My main point with the treatment aspect is that if you're this woman who is homeless, who is hepatitis C positive, who hasn't eaten, who is just ravaged with illness, addiction, depression, and who has to wake every morning to turn a trick to get money, do you really think she wants to wake up in the morning? That is no life. That is a living hell. I have some pictures I could show you. If I showed you their faces, then you'd see that it is a living hell. They don't want to do this. If I gave them an option, if there were another door....

But there isn't another door. That's the problem. That's my whole point of telling you all this stuff. There isn't another door.
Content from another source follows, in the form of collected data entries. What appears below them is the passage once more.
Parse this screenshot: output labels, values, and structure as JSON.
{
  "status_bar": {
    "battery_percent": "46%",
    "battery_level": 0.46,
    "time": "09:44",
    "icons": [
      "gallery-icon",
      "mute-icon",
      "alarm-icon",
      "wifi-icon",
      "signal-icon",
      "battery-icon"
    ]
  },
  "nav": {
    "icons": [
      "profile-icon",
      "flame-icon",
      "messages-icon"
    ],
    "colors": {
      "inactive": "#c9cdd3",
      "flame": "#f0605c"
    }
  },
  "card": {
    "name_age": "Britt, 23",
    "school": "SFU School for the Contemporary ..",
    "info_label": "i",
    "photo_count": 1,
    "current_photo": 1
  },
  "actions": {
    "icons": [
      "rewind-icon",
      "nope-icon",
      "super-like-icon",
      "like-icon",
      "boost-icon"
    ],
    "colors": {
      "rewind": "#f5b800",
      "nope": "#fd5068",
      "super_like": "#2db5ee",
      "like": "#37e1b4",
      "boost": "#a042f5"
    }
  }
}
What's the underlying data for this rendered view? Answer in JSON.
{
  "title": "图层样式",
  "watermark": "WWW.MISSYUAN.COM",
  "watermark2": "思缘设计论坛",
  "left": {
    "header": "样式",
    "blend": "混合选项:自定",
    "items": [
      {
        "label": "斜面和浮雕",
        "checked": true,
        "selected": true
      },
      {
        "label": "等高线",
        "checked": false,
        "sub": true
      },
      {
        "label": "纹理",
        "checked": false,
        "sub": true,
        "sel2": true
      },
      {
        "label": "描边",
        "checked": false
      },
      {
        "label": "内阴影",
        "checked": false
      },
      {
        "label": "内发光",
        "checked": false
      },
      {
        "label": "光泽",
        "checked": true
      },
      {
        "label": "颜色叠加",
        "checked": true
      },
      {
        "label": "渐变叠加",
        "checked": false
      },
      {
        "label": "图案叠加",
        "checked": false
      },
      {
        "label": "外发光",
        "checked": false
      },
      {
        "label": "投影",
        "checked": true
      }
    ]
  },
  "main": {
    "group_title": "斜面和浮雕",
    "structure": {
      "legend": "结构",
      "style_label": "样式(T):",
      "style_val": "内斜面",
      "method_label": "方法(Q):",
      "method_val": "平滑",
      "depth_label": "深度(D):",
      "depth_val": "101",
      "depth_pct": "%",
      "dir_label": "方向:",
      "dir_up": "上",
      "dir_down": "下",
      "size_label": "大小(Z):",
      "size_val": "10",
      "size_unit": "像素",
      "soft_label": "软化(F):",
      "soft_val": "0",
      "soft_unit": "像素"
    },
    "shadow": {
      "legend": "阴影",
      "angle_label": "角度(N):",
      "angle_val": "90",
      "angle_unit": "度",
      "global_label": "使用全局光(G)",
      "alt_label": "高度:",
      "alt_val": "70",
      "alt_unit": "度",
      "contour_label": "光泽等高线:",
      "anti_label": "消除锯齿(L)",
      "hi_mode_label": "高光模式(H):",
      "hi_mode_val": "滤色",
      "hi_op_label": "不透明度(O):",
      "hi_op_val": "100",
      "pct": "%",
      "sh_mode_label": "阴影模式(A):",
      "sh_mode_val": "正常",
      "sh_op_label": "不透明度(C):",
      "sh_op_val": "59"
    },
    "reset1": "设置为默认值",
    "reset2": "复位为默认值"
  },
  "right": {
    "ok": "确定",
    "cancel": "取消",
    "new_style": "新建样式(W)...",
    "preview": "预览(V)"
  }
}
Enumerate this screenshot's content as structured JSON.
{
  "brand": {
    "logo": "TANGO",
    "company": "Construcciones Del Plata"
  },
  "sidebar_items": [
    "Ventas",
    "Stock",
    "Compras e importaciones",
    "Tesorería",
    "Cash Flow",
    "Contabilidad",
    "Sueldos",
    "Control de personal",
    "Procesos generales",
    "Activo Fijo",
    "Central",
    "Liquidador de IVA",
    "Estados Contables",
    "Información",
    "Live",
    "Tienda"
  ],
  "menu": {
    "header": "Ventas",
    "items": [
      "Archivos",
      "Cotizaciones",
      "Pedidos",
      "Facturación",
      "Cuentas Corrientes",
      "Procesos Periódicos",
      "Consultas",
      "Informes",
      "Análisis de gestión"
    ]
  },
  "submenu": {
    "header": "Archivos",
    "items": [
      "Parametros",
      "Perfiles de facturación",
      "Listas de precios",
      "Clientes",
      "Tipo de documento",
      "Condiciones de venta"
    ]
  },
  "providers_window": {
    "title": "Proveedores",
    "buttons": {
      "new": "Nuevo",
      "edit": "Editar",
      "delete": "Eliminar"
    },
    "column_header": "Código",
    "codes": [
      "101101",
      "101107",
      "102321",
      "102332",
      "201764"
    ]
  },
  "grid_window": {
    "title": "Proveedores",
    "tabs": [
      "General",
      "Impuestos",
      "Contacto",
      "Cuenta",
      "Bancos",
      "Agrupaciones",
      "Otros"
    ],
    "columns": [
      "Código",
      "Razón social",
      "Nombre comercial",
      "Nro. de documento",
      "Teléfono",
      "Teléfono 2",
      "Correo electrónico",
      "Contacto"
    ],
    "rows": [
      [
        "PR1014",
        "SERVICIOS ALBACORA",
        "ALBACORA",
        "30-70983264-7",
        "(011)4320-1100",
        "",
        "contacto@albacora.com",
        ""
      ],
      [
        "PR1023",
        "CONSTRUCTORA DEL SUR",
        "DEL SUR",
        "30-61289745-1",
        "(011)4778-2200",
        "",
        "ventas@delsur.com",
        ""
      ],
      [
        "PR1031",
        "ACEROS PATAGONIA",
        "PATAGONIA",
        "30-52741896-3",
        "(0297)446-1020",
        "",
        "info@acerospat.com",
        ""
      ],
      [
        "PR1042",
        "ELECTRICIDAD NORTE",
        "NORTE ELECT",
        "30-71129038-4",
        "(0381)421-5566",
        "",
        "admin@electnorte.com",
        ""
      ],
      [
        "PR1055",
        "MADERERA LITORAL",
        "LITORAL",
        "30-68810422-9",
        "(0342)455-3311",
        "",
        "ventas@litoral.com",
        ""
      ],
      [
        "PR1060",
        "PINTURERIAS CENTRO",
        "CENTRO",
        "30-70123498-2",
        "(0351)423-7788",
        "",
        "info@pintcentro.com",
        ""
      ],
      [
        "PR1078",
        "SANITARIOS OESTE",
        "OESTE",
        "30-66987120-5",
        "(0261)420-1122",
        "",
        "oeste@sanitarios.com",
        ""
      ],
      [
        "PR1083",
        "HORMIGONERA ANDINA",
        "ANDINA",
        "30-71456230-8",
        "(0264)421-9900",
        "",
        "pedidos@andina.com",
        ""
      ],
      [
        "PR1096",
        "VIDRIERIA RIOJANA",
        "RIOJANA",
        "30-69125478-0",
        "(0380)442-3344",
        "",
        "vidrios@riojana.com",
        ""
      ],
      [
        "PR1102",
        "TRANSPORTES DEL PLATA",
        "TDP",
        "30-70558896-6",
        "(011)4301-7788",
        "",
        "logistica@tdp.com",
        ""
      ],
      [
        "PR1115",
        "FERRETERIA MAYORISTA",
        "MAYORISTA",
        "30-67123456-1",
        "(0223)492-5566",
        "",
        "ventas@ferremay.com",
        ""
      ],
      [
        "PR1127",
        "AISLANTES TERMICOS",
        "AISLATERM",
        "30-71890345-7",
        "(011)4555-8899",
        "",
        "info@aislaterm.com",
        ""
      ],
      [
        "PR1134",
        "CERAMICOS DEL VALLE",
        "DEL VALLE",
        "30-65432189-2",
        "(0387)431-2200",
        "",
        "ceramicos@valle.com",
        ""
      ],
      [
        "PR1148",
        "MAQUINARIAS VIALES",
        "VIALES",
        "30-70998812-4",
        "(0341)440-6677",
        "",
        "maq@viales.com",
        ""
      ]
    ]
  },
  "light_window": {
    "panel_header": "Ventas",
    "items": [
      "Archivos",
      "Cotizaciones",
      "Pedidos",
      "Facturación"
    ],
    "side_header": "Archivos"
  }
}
I opened that door because I saw a need. We had a thousand people within three years. We have had seven physicians within three years working flat-out, all day long, trying to keep people out of withdrawal. Our problem is that we don't have the next step. We don't have any funding for any kind of psychological help or any kind of treatment programs. There are just roadblocks and barriers everywhere.

It almost seems like there's this conspiracy not to treat addiction, but to say, listen, this is the answer; you can come into our little basement thing, inject, we'll give you a pamphlet, and bye-bye. That will be the answer for the treatment of addiction. I don't think, as Canadians, we believe that. I know a lot of really wonderful people who are supportive of a foundation I'm going to try to start, to privatize this, to develop our own centres. If the government's not going to do it, I think we're going to have to do it. I just can't stand here and watch these people die every day, and suffer.